Natural tensions in interaction and visual design

You can have too much of a good thing. Here are some good qualities that are a problem if they’re taken too far.

Informative, but not overwhelming

High information density means that people can see more information at in the same view. This helps with information comparison, for example. But if an interface is too dense, it can be overwhelming.

Visually exciting, but not incoherent

More colours, more visual effects, more shapes, more everything. These things make an interface exciting. But if there are too many, they also make an interface incoherent. The visual relationships between elements are hard to maintain and break down. It’s now a mess.

Flexible, but not boring

You can design an interface so that it will support whatever content is thrown at it. But flexibility often needs simple style choices which can lead to boring visual design.

Familiar, but not boring

If you use interaction and visual design patterns that are familiar to people, the interface is more usable. But if you don’t do anything novel, it’s also boring.

Novel, but not unfamiliar

People are excited by novelty, but are wary of the unfamiliar. If something is too advanced you might find that people don’t want to engage with it.

Clean, but not undiscoverable

A clean interface is easier to explore, understand, and use. You can hide or remove elements to make a cleaner interface. But if you sweep too many elements under the rug, people can’t find what they want. Or they don’t know something exists in the first place. Or they can find something but it takes too long. This hurts usability.
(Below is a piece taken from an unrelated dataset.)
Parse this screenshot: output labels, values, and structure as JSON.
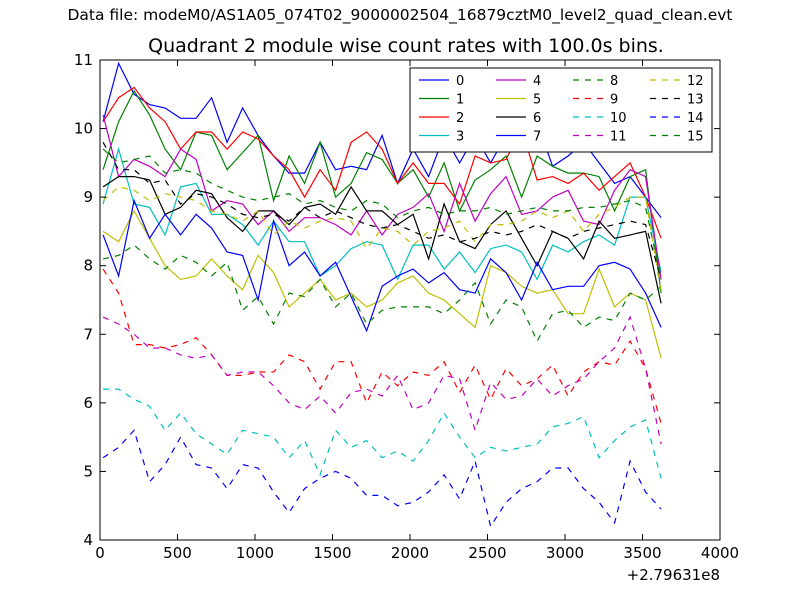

Powerful, but not unusable

The more features you add to an interface, the more you can do with it. But if you add too many features, they compete with one another. The interface can be confusing, and bloated.

Expressive, but not dated

Expressive visual design choices make an interface more attractive. They help communicate concepts to people. But expressive choices are often of their time. The more expressive choices you make, the more your interface will be associated with visual trends. Over time, these trends look old-fashioned.